At night he thought about her, wondered what it would feel like to touch hair so long and beautiful. Like touching feathers, maybe.
Those days were rough. They were trying to make the boys into men, but they hadn't discovered that men weren't made through blood and sweat—only monsters were. He'd had to shoot three prisoners in the space of a week, and every night he tasted their splattered blood on his lips. I would have been in school, he thought when the images of brutality flashed before his eyes. I would have been learning. Maybe had a girlfriend.
But the images of her kept him awake too. She danced in the woods sometimes. All alone, with no partner to lead her and hold her. Her long hair swirled around her, and her eyes sparkled with joy in a joyless world. He wanted to be in that gaze of pure bliss; he wanted to be the reason for that happiness.
When he got his first assignment, he couldn't look the victim in the eyes as he shot him. That cost him a lot. He thought the flogging would kill him, but it didn't. Instead they left him to lie on his bunk in his blood, stripped to the waist and shivering. It was his eighteenth birthday. He would have been a man. Instead he was a killer.
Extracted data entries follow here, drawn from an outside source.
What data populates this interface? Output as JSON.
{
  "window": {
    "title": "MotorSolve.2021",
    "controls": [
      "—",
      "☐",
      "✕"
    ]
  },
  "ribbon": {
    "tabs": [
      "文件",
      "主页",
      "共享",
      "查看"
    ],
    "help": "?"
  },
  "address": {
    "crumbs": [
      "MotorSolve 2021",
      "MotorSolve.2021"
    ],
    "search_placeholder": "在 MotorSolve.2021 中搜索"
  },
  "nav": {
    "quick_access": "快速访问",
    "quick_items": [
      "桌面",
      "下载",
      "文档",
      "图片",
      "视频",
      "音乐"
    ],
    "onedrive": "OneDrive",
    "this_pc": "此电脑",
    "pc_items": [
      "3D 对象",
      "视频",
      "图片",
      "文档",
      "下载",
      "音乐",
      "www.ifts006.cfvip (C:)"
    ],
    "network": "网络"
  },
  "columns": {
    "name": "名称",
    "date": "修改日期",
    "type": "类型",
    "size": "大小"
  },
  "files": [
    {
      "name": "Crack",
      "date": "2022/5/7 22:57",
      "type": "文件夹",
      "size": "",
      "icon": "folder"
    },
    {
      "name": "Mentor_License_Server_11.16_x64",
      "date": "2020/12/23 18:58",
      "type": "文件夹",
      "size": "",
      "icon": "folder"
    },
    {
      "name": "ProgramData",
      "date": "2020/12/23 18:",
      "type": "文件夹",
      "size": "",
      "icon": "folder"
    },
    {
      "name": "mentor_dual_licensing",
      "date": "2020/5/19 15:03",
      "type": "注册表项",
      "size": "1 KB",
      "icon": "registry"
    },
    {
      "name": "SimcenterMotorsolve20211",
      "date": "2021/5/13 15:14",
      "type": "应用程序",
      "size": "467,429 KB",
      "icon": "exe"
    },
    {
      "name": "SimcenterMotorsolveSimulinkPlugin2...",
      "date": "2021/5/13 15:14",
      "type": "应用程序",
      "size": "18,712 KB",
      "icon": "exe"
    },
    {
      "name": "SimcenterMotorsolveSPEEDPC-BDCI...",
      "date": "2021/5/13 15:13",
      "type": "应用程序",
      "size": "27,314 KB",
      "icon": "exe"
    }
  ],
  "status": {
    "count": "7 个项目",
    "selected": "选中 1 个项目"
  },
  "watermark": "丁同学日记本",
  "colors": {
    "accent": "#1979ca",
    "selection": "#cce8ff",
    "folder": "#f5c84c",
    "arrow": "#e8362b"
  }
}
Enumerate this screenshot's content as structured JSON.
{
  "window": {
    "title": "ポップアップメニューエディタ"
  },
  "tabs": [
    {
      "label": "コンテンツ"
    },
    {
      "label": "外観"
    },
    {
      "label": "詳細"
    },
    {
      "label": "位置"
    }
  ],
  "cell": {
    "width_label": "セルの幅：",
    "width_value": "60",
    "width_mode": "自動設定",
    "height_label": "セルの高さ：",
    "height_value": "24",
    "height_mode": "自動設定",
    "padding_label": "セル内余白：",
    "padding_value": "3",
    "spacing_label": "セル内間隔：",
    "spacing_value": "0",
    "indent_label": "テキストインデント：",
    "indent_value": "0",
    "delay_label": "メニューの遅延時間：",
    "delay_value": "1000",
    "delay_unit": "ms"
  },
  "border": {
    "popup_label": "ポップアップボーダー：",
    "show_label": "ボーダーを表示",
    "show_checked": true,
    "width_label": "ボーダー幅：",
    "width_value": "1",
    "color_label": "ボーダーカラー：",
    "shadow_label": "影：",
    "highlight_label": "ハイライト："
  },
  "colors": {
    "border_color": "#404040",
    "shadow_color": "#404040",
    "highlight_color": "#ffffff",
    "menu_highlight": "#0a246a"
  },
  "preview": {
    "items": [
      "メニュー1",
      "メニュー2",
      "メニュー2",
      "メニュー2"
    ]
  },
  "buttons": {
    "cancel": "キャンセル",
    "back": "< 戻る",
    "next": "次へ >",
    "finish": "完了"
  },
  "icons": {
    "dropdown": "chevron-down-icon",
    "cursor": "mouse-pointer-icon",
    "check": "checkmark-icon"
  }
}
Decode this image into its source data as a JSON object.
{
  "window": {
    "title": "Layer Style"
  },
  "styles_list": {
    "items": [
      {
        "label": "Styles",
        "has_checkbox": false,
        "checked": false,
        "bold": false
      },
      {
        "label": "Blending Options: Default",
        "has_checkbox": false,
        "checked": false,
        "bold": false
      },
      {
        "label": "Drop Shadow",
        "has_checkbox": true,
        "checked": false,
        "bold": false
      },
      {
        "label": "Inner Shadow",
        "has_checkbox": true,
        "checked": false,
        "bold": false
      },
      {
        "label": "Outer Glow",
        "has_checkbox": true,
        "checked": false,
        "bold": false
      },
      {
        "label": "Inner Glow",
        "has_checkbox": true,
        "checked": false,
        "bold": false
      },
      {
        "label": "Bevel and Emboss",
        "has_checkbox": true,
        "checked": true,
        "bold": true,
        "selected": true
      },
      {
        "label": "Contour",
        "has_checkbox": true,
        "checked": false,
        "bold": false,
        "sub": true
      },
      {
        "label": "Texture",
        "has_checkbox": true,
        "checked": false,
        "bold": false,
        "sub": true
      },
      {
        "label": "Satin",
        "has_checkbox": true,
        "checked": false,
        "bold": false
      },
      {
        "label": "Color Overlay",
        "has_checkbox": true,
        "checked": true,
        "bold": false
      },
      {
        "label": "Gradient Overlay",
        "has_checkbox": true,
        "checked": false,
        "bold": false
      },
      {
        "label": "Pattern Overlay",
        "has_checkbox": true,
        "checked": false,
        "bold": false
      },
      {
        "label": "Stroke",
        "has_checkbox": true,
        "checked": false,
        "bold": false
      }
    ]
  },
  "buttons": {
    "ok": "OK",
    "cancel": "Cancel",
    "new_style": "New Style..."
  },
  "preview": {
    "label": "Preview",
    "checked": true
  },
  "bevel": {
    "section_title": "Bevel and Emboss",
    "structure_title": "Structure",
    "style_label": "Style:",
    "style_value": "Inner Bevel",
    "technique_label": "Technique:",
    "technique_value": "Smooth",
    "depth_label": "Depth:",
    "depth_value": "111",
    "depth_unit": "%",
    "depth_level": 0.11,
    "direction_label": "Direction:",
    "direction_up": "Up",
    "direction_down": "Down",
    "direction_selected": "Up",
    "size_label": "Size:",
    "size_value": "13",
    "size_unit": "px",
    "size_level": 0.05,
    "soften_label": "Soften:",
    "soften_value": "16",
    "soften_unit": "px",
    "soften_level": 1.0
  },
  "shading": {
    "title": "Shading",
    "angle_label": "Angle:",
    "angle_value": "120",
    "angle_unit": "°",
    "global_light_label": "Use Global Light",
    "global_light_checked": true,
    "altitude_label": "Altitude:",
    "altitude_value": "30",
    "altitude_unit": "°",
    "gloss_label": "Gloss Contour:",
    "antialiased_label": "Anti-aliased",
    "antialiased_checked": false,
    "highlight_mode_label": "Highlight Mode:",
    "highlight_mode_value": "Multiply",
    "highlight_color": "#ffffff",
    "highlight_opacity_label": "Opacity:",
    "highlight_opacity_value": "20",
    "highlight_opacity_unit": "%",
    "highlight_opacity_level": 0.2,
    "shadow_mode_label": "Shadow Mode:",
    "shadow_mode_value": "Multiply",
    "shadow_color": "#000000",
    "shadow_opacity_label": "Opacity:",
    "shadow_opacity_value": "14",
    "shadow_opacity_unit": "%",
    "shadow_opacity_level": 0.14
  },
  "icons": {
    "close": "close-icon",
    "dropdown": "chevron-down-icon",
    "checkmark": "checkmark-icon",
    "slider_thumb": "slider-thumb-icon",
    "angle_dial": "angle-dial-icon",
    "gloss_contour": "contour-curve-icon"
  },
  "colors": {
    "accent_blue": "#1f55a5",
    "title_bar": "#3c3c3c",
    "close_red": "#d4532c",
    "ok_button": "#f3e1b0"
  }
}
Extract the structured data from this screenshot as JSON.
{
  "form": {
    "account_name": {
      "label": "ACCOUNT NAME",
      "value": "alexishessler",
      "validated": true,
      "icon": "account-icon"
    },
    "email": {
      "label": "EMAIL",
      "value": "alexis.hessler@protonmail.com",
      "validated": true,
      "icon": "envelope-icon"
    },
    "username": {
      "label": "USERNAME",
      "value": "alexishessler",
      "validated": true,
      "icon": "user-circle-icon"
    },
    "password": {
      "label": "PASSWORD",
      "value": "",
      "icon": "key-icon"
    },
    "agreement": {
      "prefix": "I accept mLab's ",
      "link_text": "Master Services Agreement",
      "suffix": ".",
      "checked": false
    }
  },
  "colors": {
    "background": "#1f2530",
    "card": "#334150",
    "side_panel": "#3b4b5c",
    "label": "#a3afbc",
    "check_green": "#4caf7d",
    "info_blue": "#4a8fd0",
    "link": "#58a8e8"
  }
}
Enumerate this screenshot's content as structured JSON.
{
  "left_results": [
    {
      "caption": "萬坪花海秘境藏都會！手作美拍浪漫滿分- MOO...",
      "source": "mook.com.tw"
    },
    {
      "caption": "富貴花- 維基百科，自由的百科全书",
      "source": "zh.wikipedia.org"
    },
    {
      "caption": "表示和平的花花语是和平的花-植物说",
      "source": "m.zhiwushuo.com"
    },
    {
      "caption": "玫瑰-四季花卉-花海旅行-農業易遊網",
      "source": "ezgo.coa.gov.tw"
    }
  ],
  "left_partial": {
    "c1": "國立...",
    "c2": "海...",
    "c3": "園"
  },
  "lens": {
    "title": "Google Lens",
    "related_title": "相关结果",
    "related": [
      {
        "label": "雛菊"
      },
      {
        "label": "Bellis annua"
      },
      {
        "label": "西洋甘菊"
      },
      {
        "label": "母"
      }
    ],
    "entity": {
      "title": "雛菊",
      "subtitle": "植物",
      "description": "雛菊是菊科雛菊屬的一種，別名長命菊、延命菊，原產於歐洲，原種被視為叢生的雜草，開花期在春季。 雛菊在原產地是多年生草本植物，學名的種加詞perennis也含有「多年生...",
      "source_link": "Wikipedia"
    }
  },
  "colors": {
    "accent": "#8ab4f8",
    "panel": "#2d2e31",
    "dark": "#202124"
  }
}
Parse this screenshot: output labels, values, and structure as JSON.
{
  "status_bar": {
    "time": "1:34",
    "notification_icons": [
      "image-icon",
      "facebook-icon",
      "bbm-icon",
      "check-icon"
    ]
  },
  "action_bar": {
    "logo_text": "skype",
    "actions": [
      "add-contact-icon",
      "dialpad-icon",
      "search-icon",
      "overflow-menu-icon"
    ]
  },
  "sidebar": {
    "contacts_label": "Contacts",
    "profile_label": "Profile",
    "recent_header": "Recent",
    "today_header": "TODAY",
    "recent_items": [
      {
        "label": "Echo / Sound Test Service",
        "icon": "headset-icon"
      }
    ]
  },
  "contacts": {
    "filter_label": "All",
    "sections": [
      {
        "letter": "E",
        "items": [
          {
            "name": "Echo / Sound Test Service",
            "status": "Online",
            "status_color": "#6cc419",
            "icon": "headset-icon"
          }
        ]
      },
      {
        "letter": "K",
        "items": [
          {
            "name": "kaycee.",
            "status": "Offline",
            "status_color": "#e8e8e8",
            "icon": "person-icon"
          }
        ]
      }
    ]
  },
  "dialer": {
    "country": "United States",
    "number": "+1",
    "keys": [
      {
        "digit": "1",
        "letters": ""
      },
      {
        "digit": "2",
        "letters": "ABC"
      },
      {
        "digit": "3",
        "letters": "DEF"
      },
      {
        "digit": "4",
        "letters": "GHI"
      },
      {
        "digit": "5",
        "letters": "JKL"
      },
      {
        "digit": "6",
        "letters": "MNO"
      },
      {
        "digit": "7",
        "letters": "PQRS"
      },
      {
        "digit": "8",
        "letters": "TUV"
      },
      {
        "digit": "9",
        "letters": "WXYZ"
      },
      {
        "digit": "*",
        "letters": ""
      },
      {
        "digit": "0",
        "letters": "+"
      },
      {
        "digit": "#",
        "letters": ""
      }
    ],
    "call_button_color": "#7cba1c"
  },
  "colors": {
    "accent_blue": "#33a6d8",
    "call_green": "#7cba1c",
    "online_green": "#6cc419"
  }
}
When he woke from the feverish infection, he heard her singing. So he left the barracks and stumbled outside. The snow burned his feet through his cracking boots, but he didn't notice. The song called him. Its loneliness burnt his heart more.
He had never ventured into the woods alone. He wasn't allowed out, and the barracks should've been guarded, but tonight it wasn't. And there she danced—body graceful like a doe's and eyes alight like a bird that cried into the sunrise.
He had never been so close to her. He watched, weariness gone, breath coming deep and long even in the icy wind. He still felt the blood on his hands—it dripped, staining the virgin snow with the hated scarlet of death. The snow didn't hurt him, strangely enough, despite its soft iciness touching his bare chest.
Suddenly she stopped, her arms floating back down to her sides, her shining hair settling around her waist. She turned, and she looked at him. He thought she would be afraid. Don't you see the blood? Don't you see what I am?
Instead she watched him, no fear in her eyes. Her look was that of a deer that had never met a hunter—innocent, uncertain, curious. He was the hunter. He felt the urge now, the sick, dark energy they'd instilled in him since he was a boy—to kill. The blood ran down his hands.
Then she spoke, neither frowning nor smiling, solemnity in her eyes.
"What's your name?" he asked, as if he would die if he did not know.
A flicker of a smile ran across her face, before it died like his parents.
"Who are you?" he went on. You're beautiful, he wanted to say, but he was afraid.
She stared at him still, before taking a step closer and reaching out a hand. Tears glistened on her lashes, and he wanted to wipe them away, to hold her until she knew she was safe, even as nobody had ever held him when he was afraid or upset.
"What's wrong?" he asked.
"It is so dark," she finally said in a whisper, the tears falling from her cheeks. When each one hit the snow it turned into a drop of blood. "But I have come to bring you into the light."
He took her hand, and joy and warmth spread across his body.
When they found the deserter, he was leaning against a tree, his body frozen and blue. But he was smiling like he'd been given the greatest gift in the world. Nobody understood it, and they buried him with the other dead soldiers in a nameless grave.